Sutter’s reply was a succinct and emphatic, “Yes.”
The Flames were sitting eighth in the Western Conference before pucks dropped Saturday, but their perch in that playoff position was precarious.
In fact, they’ll likely be on a bubble the rest of the way, barring an incredible winning streak.
The good news for the Flames is they have a proven, big-time goalie.
Even bigger, Kiprusoff relishes the crunch-time opportunity.
Don’t kid yourself, he may seem calm and cool, but Kiprusoff is as competitive as they come and wants to be in goal when the games mean the most. If that means facing all three California teams in four nights, so be it.

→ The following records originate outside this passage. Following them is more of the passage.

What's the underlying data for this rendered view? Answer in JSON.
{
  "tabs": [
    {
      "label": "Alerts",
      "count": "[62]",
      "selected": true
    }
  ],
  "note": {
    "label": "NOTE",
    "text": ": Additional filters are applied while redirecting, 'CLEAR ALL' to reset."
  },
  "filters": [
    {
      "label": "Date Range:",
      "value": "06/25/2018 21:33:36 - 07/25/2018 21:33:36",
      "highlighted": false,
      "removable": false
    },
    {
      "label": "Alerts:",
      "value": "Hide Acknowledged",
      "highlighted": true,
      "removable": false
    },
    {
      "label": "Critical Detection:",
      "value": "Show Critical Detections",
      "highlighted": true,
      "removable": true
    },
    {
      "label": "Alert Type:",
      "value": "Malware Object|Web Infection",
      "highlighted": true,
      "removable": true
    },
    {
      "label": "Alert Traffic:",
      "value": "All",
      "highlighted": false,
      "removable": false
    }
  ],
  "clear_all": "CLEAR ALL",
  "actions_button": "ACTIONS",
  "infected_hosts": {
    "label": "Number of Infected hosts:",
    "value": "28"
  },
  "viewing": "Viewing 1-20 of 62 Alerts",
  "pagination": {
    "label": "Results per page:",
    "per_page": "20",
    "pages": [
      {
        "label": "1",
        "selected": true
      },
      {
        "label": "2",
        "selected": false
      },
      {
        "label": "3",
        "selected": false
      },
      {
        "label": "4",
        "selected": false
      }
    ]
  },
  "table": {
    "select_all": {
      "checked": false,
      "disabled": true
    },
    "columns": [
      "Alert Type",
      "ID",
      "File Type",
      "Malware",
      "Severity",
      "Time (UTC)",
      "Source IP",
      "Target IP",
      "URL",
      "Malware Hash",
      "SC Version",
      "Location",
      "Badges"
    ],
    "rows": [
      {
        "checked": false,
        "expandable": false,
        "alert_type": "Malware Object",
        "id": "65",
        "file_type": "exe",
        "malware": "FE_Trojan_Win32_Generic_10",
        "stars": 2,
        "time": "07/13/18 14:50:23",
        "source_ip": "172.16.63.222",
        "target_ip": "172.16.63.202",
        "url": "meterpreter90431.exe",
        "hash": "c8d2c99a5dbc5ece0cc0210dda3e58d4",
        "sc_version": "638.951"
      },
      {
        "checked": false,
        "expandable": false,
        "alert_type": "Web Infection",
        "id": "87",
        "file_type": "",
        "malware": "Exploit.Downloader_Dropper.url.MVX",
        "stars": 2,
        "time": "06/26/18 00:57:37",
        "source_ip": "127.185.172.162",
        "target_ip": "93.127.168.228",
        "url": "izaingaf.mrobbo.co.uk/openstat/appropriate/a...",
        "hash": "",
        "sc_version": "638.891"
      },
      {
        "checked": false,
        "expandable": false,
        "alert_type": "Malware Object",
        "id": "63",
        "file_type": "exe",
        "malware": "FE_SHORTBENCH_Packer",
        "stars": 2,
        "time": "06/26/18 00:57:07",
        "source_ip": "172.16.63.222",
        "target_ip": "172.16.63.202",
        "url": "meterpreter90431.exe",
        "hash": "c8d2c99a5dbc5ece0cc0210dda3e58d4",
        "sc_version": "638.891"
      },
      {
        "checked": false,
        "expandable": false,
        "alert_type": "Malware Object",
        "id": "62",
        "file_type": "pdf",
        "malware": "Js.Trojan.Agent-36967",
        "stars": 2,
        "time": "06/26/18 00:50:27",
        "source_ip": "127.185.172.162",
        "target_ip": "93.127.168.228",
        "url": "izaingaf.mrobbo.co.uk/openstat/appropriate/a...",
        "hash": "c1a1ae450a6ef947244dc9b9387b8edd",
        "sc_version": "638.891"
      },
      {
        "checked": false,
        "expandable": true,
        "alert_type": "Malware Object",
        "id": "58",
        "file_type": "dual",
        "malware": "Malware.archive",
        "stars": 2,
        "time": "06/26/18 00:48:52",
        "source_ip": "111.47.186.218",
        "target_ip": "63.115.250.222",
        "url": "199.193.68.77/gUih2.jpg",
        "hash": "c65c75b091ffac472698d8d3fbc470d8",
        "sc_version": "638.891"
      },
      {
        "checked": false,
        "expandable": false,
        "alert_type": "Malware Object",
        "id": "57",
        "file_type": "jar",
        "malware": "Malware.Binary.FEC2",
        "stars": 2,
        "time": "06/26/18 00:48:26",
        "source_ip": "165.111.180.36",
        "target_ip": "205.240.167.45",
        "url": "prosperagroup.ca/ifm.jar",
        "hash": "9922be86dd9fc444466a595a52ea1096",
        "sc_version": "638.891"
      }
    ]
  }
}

“That’s my job. I’ve been playing a lot every year,” he said. “At this time, we need all the points we can get. Every game is huge. It’s tough, but it’s fun at the same time. It’s not that hard to get ready for games.”
Not so easy is coming through. As much as the Flames would like to be further up the standings and able to breathe easier, they don’t have that luxury.
Therefore, every game seemingly becomes more important than the one before, and there is extra pressure, especially for the key personnel.
Kiprusoff knows he must be at his best, but he doesn’t want to think that way.
“It doesn’t do any good to worry too much. I have to just try to win the next game,” he said. “If we’re able to play as well as we can, we should be all right. The thing is,
I can’t worry too much. It’s tough enough.”
His teammates feel the same way, even though they have faith Kiprusoff is an ace in the hole at this time.
“I don’t think we want to put that pressure on him,” said captain Jarome Iginla, who knows a thing or two about being under the gun. “He’s Miikka. He’s great. He’s one of the top goalies in the game, but he’s part of our team. It’s just the same up front. It’s not one guy that has to score goals.
“I think it relieves pressure on us because we’re finding goals all different ways, and it relieves pressure on Miikka. He doesn’t have to go into a game thinking, ‘I have to steal this 1-0.’ We can all go and try to play well.
“He’s been great, been great a long time, and a strength on our team, but we’re not going to try to only win games 1-0.
“He can just be Miikka.”
For the next while, he’ll be a workhorse.